# Looking for a pretty pet...big enough to see!



## Kerry (Sep 5, 2013)

I'm kinda stuck with having a tank that isn't quite big enough, or, long enough, ect, ect, but...it's the only one I have or can afford to set up. It is a 37g 30"x12"x 22"h and is planted with a dirt substrate. The tank is not ready yet for fish, so, I've been researching and trying out various combos in my mind, but now, I am just over saturated and could use some feedback and ideas. I like cichlids, but, not really into the really tiny apistos...also, like catfish such as the portholes, plecos, and oil cats.

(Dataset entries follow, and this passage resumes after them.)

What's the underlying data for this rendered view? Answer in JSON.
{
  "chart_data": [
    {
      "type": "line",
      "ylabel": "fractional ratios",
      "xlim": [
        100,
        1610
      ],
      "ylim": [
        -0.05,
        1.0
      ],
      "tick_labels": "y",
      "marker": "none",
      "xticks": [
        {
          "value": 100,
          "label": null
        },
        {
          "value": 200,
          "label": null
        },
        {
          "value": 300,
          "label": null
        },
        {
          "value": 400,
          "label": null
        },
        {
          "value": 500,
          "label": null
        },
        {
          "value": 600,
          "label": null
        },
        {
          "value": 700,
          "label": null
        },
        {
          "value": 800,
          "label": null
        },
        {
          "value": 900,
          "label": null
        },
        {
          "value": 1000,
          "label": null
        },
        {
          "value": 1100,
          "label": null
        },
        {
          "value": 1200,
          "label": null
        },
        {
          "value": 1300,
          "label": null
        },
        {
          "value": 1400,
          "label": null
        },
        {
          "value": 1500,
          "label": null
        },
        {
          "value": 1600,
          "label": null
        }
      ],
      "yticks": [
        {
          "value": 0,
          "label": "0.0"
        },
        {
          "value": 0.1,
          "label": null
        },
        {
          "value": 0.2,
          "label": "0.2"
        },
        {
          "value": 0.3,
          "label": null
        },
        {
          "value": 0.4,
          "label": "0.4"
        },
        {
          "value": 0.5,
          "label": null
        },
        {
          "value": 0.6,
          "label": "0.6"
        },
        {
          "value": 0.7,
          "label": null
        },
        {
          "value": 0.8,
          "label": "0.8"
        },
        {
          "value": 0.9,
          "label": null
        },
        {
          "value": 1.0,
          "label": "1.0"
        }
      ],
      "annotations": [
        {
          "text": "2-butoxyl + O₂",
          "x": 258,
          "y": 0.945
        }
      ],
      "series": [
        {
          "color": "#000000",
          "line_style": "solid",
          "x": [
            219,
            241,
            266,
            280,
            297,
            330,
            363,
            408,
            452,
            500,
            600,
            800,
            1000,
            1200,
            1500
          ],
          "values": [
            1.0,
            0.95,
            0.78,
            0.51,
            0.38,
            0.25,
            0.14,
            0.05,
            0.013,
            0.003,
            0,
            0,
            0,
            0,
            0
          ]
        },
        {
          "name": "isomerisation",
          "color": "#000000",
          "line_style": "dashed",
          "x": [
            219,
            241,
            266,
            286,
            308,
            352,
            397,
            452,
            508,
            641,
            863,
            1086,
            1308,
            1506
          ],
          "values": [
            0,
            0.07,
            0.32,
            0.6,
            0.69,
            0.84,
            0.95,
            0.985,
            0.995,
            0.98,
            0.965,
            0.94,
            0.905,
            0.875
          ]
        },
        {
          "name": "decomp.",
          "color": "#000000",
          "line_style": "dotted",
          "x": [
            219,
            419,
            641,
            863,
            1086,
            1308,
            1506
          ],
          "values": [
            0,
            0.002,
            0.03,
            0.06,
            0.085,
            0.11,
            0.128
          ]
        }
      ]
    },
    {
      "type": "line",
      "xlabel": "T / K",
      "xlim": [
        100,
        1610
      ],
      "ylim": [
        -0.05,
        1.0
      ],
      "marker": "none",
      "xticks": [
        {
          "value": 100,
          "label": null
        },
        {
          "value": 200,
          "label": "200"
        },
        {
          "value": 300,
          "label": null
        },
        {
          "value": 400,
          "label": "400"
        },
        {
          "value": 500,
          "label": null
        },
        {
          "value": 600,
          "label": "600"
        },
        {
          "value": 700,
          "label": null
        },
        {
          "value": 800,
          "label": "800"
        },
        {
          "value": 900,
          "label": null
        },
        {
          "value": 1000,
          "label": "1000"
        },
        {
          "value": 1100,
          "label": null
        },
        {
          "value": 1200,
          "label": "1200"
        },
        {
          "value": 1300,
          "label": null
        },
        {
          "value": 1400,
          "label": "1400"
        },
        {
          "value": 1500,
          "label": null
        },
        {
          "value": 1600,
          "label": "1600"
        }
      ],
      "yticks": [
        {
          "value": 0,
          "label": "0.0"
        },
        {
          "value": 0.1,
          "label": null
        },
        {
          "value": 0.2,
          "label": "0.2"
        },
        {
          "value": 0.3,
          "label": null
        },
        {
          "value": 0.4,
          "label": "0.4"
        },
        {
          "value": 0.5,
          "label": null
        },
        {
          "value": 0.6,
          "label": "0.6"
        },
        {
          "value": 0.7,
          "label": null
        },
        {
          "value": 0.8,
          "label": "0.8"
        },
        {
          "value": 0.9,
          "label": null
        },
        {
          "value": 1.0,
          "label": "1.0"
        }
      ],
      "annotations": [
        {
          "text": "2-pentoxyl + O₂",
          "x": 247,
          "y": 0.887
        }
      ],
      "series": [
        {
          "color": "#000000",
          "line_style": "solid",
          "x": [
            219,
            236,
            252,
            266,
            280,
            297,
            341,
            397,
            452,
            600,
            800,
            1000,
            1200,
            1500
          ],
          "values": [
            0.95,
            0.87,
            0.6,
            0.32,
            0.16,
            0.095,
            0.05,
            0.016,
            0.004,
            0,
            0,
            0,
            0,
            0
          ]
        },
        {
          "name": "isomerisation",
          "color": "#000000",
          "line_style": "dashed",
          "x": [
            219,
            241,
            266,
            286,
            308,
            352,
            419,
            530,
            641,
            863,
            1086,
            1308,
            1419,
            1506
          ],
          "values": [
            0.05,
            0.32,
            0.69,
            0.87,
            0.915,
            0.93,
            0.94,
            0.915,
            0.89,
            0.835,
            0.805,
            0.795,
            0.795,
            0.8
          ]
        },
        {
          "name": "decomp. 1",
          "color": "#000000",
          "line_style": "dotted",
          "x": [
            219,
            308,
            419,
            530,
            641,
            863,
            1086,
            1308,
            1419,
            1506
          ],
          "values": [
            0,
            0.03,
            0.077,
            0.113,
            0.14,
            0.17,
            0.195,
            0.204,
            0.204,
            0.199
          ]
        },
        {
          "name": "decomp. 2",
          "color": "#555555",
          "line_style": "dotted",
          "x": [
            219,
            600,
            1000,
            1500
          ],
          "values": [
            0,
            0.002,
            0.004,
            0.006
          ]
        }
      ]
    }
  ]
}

Can't decide what I really want for fish for this tank, so, would love to hear some ideas from you all! I'd love a larger 'pet' with a few companions type set-up, as opposed to lots of tiny fish...that I probably couldn't see to enjoy anyway. Stock need to be able to live long term in this tank, be planted compatible, interesting, pretty, a pair/group/single, what companions, ect. How about it? How would you set this up if you were stocking it? arty:


----------



## SueD (Aug 19, 2011)

How about a single angel, school of sterbai cories and a school of either rummynose or lemon tetras.


----------



## Kerry (Sep 5, 2013)

I would really like an angel...I've had my eye on some very beautiful Koi angels that are all orange with just a bit of black that are just gorgeous! My problem there is I don't know if I could limit myself to just one...although the price would do that for me, lol! My original idea with this tank was to go for an Amazonian theme, and the angel, corys and tetras would do that. I am open for more international ideas, too, however...perhaps a gourami tank...the possibilities are endless!


----------



## TAB (Feb 7, 2009)

how about some of the larger wild type livebarrers? i have been thinking about doing a tank with xiphophorus montezumae ojo caliente( i hope i spelled that right lol). they are very pretty, and the males tails are longer then thier body. they are are not very expensive either, $ 25-30 for 5-7 3/4- 1" juvis. One of those, rarer, but not crazy priced fish. just kind of what i have been intrested in, latly. been thinking about doing a biotope in a 40 breeder for awhile.


----------



## Kerry (Sep 5, 2013)

TAB, I have been looking at some of the native species and am very tempted to go with some top minnows, pygmy sunfish, darters and madtom cats! I was just looking at these and think they would be a very interesting choice and something very different from what I have kept in the past.


----------



## niko (Jan 28, 2004)

Forget aquariums. This one you can see both ways - in reality and when you are asleep too:










What do you say?


----------



## Kerry (Sep 5, 2013)

LOL! Not really interested in keeping bugs...they smell really, really bad! Had one just like that in my yard when I lived in NM. Had a blast photographing it, but, not something I wanted to cuddle up with.


----------



## Kerry (Sep 5, 2013)

Has anyone here tried keeping sunfish in a planted tank? I would love to keep a single long-eared, or, dollar sunfish with a school of southern red bellied dace, a couple madtom cats, a few black-lined or golden top minnows and perhaps a rainbow darter. Perhaps too much? LOL! For anyone else interested in keeping native fish, here are a few online sellers of native fish;
Aquaculturestore
BTDarters
Jonahsaquarium
Zimmermansfish


----------



## Kerry (Sep 5, 2013)

OK, I guess sunnies are out. I'm really not into the pygmies, and, all the others I like, orange-spots, long-ears, and, pumpkinseeds are all diggers and get too big. I still like the natives, though, and, have 6 blue-finned killies on the way. I'd like some top minnows and perhaps some darters to go with.


----------



## Kerry (Sep 5, 2013)

Well, I have a semi-native planted tank. Most of the fish are native to the US and the plants to the Americas. The fish are blue-finned killies, and, rosy-red fathead minnows, plus two albino bushy-nose plecos, two African dwarf frogs and some nerite snails. I had a bad algae outbreak right before I went on vacation over Thanksgiving, and when I returned, it was massive with greyish algae completely choking out the hairgrass in front, and all over the wall in back. That was while I still only had the killies. I bought the rest of the critters at Petsmart two days ago...the algae is gone! I swear, I have never bought a clean-up crew for any other tank that worked as fast and as thoroughly as 12 hungry rosy-red minnows...I didn't even know they ate algae, lol! I may have to thin their numbers eventually, but for now, I am very pleased with my cheap fish!


----------